Julie lays the pills down on her nightstand and picks up another pill bottle. She opens the cap and takes out a large white pill. Her therapist prescribed these for her compulsive OCD.

She lays this one with the other pills and grabs the last pill bottle from her nightstand. She opens the cap and takes out a circular red pill. The therapist prescribed these when she was diagnosed with severe depression.

She puts all five pills in her hand and then shoves them in her mouth. She grabs the glass of water from her nightstand and takes a big gulp.

It’s appropriate to say that Julie is a fucked-up kid. She wasn’t always like this. No, she once had her mother before fate ripped her from her and her father’s hands. Now she’s cursed with multiple mental disorders.

Not that very many people new. Only her father and Damon, her childhood friend, knows about her curse. It’s the same routine every day. Take blah-blah pills in the morning; take blah-blah pills at night. Put a smile on your face even though you want to scream until your throat bleeds. Go out into public pretending everything is fine and dandy, when really you’re in your own living Hell.

Julie has gotten used to this routine, she had years ago. It’s okay though—she didn’t want it any other way. She didn’t even know how to live any other way.

It was only a dream, she tells herself. Just a really vivid and bad dream, she chants again. It has been ‘just a dream’ for weeks now. She had the reoccurring nightmare every night since a few weeks ago. Julie just shrugs off the creepy feeling she got after every nightmare and continues on with her day.

Since it’s already five, Julie gets up from her bed and stretches her arms. She takes another sip of her water and walks into her bathroom. She stares at the mask face in the mirror. Blue-green bruises form under her tired eyes. The lack of peaceful sleeping has really had a bad effect on her.

She turns the faucet on and splashes her face with the cool water. She repeats this until her face is numb from coldness. She lifts her head back to stare at herself in the mirror.

The face of girl in her nightmare stares back at her, with the same pit-less eyes and jagged teeth smiling a sinister smile. She jumps up and falls back onto the wall behind her.
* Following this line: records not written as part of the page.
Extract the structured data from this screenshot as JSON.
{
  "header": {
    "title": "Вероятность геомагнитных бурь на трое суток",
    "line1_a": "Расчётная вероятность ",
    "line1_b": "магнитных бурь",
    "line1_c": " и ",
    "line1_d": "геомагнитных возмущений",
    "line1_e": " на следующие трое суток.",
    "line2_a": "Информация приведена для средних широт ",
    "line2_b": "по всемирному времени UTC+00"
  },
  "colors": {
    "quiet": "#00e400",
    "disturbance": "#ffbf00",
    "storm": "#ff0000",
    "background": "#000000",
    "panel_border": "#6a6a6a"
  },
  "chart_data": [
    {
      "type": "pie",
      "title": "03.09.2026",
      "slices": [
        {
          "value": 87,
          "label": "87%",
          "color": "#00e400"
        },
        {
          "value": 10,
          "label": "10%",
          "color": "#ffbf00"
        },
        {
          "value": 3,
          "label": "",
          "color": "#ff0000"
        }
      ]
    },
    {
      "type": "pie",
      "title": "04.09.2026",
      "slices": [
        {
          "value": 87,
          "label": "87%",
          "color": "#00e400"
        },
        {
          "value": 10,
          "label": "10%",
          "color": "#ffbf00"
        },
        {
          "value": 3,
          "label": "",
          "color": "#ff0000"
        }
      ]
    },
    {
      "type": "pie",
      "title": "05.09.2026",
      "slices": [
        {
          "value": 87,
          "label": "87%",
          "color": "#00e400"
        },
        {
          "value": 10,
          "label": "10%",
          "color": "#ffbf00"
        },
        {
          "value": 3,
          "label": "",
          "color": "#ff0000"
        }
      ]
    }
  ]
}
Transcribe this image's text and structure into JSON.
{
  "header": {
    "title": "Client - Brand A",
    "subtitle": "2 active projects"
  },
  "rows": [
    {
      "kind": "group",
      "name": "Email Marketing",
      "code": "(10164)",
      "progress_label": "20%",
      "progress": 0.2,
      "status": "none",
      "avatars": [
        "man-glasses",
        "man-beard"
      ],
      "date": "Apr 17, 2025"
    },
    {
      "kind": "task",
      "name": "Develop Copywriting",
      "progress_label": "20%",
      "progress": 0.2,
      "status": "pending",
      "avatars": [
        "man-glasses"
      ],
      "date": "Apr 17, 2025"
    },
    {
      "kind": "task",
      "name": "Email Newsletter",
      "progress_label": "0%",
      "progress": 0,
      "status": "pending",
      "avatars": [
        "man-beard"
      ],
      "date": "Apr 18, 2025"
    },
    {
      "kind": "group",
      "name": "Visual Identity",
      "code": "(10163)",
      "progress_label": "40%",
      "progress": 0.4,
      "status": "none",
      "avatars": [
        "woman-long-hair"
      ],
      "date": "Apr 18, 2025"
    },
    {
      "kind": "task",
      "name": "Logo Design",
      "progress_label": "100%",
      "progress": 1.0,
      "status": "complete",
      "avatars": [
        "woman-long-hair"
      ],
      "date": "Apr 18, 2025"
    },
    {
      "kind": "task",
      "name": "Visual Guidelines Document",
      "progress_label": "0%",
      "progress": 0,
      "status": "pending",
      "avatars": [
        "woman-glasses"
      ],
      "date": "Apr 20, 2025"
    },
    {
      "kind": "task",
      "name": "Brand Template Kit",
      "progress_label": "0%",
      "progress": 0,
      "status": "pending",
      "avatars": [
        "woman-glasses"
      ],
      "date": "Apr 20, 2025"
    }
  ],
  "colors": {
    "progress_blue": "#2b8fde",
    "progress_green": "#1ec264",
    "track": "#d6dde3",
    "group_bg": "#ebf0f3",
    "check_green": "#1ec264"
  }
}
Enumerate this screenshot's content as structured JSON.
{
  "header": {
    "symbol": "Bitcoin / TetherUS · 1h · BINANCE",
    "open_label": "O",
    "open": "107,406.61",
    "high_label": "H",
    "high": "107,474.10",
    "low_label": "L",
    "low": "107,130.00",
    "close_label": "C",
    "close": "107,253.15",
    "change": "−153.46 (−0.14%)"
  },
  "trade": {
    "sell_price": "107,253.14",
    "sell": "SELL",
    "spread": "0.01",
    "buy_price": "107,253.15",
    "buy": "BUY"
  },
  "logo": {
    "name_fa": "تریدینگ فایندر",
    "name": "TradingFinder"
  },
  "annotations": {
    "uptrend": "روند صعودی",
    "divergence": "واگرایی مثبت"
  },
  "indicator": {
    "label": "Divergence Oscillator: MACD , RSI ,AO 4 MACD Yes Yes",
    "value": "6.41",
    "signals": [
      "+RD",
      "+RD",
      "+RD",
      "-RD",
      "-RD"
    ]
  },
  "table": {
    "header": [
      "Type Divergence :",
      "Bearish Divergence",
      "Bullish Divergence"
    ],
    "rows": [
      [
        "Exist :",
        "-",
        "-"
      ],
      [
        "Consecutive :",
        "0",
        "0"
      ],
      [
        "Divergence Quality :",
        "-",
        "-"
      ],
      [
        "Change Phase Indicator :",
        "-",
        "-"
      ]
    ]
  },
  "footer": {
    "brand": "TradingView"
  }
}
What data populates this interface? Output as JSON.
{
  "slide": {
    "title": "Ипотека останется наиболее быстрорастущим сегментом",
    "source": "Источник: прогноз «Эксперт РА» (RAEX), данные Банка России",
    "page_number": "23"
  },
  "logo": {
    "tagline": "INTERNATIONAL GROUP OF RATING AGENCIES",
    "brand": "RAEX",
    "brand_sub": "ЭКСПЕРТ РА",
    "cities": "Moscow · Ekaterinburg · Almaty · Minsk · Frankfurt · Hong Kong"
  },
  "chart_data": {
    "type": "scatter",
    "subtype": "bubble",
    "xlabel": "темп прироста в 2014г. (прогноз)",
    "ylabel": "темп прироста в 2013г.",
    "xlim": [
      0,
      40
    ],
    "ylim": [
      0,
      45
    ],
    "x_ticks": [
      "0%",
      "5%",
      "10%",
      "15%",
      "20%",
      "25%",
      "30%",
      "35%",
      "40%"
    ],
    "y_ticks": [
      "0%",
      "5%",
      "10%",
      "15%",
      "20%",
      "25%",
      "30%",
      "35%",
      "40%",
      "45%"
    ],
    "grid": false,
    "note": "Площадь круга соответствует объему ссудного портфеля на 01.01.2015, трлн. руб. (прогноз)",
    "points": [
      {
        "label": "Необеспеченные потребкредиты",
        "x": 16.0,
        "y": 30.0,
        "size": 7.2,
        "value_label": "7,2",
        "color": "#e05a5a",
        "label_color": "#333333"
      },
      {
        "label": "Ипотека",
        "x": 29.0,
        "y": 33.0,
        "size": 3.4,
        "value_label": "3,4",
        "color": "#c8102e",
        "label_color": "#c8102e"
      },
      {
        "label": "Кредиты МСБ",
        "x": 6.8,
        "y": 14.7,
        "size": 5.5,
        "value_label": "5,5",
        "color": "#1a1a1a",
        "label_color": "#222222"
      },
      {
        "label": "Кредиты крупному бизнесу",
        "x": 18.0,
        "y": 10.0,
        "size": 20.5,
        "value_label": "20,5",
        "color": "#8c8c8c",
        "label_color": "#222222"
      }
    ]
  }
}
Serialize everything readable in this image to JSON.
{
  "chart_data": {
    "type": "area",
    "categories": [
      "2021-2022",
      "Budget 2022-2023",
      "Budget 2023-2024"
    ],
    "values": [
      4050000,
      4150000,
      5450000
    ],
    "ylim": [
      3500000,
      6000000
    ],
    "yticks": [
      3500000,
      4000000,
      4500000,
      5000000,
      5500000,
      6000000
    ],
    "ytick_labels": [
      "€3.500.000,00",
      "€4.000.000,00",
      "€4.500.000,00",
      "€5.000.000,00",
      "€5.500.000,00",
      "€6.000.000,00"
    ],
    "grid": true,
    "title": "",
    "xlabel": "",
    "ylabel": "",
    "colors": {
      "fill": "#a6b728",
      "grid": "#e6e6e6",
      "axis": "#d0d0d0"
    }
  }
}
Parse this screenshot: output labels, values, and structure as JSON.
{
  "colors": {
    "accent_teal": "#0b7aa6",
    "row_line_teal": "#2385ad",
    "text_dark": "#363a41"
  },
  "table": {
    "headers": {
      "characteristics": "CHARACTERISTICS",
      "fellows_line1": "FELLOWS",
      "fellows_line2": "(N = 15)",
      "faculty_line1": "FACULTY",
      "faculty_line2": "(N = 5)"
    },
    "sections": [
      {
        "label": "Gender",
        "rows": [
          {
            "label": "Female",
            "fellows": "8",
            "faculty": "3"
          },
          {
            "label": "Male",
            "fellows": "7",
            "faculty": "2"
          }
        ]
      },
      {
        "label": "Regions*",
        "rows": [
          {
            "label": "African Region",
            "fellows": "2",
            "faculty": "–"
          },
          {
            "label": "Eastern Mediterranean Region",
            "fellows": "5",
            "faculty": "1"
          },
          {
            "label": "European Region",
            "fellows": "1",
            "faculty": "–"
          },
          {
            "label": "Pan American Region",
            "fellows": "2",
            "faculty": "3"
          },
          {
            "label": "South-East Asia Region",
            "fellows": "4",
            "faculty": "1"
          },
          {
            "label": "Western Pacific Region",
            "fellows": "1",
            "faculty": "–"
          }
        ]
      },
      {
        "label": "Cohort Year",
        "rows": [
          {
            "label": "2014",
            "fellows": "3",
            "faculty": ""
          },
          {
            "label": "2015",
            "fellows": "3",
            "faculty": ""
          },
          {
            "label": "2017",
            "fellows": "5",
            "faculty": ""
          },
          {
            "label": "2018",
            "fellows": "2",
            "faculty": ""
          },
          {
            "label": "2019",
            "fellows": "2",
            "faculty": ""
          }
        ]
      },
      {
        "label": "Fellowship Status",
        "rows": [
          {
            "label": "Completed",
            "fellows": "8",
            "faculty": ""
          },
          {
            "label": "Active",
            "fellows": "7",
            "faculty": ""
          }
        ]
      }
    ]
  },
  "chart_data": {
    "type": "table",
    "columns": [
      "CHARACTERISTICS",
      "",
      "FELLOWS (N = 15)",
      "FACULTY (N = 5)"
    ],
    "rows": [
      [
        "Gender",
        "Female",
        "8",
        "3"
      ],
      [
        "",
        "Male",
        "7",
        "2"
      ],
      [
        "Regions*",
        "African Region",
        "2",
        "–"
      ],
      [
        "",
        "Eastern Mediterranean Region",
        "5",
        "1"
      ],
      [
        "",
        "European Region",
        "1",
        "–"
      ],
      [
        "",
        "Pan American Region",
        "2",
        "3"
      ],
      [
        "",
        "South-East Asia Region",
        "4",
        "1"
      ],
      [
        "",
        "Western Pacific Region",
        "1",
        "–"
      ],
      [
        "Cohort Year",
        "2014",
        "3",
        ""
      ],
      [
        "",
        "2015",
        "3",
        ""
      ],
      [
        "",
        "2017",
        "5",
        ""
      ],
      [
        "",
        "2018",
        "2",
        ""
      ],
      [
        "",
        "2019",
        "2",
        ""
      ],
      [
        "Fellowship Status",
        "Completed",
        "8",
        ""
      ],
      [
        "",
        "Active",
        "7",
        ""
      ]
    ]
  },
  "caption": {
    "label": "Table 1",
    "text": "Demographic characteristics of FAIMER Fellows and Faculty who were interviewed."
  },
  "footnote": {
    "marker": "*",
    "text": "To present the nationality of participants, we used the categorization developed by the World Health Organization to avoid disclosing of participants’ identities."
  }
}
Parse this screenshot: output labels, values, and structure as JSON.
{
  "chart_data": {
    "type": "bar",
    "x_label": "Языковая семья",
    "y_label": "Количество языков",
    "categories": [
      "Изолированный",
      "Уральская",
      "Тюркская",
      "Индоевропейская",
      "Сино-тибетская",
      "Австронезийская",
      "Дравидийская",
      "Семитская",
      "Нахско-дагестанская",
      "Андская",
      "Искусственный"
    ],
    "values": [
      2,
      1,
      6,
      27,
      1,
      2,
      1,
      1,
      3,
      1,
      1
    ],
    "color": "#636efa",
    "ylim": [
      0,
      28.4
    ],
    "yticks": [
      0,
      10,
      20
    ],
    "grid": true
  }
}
Julie rips a hand towel from the towel hanger above her. She scrubs her wet face forcefully. She’s satisfied when she feels her face burning from the scraping of the top layer of her skin. She hesitantly gets back up from her spot on the tile floor. She looks into the mirror again and sighs once she sees her red face is the only one staring back at her.

Now she’s hallucinating! All of this fuss over some stupid nightmare is having way too much control over her life. Julie shakes her head forcefully at reflection.

“You are not going crazy! You may be messed-up mentally but most definitely not crazy!” She instructs at herself in the mirror. She’s surely going insane now. She’s talking to her own reflection! She shakes her head a last stubborn time.

“Not crazy.” She says once more with a fake smile.